DURHAM, N.C. – The effectiveness of the United Nations Convention to Combat Desertification (UNCCD) has been hindered since its creation in 1992 by a widely perceived lack of scientific assessment in its programs and initiatives. But that’s changing now, due in part to the scholarship and persistence of a Nicholas School faculty member.

James F. Reynolds, professor of environmental sciences and biology, has long advocated for the use of an integrated science-based framework for UNCCD programs. He presented a keynote address on the topic at a major international scientific conference in support of UNCCD in Buenos Aires on Sept. 23.

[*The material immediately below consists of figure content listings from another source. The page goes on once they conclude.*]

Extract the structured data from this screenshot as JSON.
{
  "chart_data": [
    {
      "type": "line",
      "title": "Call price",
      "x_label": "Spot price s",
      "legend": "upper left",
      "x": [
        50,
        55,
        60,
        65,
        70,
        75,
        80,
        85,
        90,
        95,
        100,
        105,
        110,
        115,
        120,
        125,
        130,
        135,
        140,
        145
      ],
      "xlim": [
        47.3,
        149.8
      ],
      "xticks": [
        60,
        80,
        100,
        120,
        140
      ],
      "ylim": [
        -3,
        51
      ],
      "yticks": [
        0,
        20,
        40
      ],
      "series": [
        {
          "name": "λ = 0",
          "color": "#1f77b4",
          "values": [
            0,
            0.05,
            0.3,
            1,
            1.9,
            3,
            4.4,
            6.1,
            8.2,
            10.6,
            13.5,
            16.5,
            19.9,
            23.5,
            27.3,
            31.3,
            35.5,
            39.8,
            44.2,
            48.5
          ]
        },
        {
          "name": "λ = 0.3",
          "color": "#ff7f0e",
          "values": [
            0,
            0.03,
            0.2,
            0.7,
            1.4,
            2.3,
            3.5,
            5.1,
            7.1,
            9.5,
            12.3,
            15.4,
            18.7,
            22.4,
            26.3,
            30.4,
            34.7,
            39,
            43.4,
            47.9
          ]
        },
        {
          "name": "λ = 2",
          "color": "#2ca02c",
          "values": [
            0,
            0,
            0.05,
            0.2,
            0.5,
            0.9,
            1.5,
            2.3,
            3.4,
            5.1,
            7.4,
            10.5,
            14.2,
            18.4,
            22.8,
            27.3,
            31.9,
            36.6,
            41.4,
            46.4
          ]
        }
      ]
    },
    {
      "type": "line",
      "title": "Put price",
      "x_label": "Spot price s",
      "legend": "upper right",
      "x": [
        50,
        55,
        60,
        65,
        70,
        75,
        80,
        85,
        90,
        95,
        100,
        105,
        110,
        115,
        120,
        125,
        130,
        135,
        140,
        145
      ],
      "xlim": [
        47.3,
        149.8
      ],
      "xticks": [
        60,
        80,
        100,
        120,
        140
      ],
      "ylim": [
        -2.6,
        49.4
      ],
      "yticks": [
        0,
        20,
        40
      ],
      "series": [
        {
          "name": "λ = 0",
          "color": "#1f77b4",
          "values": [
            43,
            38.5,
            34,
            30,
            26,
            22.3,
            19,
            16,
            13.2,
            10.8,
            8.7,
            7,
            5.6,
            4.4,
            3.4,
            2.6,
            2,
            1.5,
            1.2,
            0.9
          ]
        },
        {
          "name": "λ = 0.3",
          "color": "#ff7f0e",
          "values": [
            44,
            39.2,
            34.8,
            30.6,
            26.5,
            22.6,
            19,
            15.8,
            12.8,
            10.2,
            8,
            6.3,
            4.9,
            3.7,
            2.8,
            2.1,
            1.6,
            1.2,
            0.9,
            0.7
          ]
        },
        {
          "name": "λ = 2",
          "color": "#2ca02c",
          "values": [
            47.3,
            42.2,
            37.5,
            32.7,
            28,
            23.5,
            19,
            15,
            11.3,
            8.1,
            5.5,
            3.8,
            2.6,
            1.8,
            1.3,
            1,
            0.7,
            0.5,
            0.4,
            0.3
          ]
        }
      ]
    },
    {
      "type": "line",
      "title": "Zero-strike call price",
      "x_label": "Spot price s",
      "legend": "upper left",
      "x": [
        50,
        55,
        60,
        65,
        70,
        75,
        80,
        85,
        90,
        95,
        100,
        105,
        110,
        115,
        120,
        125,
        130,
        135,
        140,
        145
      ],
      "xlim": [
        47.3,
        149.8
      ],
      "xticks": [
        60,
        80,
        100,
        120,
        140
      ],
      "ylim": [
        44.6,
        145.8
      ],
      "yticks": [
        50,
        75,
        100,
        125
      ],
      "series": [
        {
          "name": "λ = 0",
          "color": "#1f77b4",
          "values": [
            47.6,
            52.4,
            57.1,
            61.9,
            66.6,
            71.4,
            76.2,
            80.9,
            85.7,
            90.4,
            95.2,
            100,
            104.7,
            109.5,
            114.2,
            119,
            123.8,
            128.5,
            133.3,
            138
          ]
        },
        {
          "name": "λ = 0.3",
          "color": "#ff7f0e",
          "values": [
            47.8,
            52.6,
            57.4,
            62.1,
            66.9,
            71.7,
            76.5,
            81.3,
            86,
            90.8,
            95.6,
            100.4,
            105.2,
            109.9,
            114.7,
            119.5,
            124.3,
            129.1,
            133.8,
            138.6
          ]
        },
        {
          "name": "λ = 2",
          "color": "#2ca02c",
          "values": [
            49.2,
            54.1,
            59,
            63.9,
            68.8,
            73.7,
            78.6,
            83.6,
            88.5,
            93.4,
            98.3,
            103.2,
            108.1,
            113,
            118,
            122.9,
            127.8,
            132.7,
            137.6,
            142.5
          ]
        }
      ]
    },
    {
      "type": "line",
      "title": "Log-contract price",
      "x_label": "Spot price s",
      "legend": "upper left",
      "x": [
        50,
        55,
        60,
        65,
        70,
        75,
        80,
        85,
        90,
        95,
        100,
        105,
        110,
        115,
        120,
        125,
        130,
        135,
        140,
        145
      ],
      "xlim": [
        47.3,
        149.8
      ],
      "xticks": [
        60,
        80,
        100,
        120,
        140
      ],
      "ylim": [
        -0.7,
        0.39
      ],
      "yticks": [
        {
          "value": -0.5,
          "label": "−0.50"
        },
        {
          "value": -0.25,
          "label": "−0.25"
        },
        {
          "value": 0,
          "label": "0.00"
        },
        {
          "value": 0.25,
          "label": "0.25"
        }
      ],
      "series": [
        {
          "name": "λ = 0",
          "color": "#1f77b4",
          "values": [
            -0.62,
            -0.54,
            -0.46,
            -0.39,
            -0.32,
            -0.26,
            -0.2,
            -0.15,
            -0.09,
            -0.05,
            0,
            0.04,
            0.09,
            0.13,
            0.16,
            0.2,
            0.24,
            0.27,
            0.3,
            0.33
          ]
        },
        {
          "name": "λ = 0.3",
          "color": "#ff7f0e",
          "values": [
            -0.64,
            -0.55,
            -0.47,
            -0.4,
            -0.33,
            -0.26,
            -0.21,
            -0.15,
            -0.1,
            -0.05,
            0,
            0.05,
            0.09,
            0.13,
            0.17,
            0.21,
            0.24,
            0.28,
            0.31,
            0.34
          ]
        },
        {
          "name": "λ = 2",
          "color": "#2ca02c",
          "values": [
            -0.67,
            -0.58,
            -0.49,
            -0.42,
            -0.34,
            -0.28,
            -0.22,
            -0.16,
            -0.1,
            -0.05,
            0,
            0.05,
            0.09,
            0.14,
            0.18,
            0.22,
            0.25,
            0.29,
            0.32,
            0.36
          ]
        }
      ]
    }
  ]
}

The conference, which attracted 250 delegates from the 115 countries that have ratified the U.N. convention, was organized by the Dryland Science for Development Consortium at the request of the UNCCD’s Committee on Science and Technology. It was held in connection with the Ninth Session of the Conference of the Parties (COP9) to the UNCCD.

Reynolds has published widely cited studies on desertification and land degradation in arid and semi-arid rangelands. He is particularly well known for his experimental and modeling studies of the effects of elevated carbon dioxide and rainfall variability on dryland ecosystems.

In his Buenos Aires keynote, he expanded on recommendations he first made in a paper published in 2007 in the journal Science, in which he and his co-authors argued that the UNCCD and its related efforts received comparatively little creditable exposure in the popular and scientific media, in part because of the absence of a focused international science program.

The paper laid out the basic principles of Reynolds’ Dryland Development Paradigm for sustainable long-term management of the Earth’s dryland resources.

Reynolds told the delegates in Buenos Aires that integrated scientific assessment is “like a toolbox” for monitoring and assessing the complex issues involved in land degradation and desertification today. Armed with the right tools, UNCCD can provide the timely guidance the world’s leaders need to thwart desertification and make wise decisions about land and water management in dryland ecosystems.

Drylands make up more than 40 percent of global land area and are home to nearly 35 percent of the Earth’s people. As much as 20 percent of this land has already been affected by desertification caused by a combination of human activity and climate conditions.

Degraded drylands are marked by dramatic declines in biodiversity and agricultural productivity that can exacerbate rural poverty and undermine social and political stability. Degraded drylands also cease to perform key environmental services, such as carbon sequestration. Soils in dry areas are estimated to contain more than a quarter of Earth’s total stores of organic carbon. Yet, as these lands are degraded, they release carbon into the atmosphere, accounting for about 4 percent of total global emissions each year.

Climate change is expected to expand drylands by 11 percent globally, according to the fourth assessment report of the Intergovernmental Panel on Climate Change. Scientists predict this will worsen desertification, mainly by increasing the frequency and severity of drought.

Reynolds told the gathered delegates in Buenos Aires that the main technical barrier to progress in combating desertification has been a lack of standardized, science-based methods for monitoring and assessing land degradation, and progress in combating it through advances in science and technology. Current policies and procedures, he said, have tended to focus more on symptoms than on underlying causes and potential solutions. And they have failed to deliver results in forms that help policy makers decide how best to confront the problem on a national and regional scale.

Following Reynolds’ keynote address, UNCCD Executive Secretary Luc Gnacadja unexpectedly arrived in the conference hall and took the podium to thank the delegates for taking part in “this new science effort.” Much to Reynolds’ surprise, Gnacadja then took out a piece of paper and began quoting from Reynolds’ critical 2007 Science paper citing the need for a new “roadmap…paved with science” for UNCCD to follow.

“He was unaware that the author was sitting next to him on the podium and that I had begun my talk with a slide emphasizing the same quote from the paper,” Reynolds says. “It was a perfect endorsement of my talk, from the Executive Secretary, no less!”

By the conference’s end, the delegates had approved new science research recommendations for the UNCCD that explicitly included the adoption of the Dryland Development Paradigm. “The paradigm is now part of the UNCCD lexicon,” Reynolds reports. “I am pleased but admittedly amazed at its rapid acceptance and how it has been embraced at all levels of the convention.”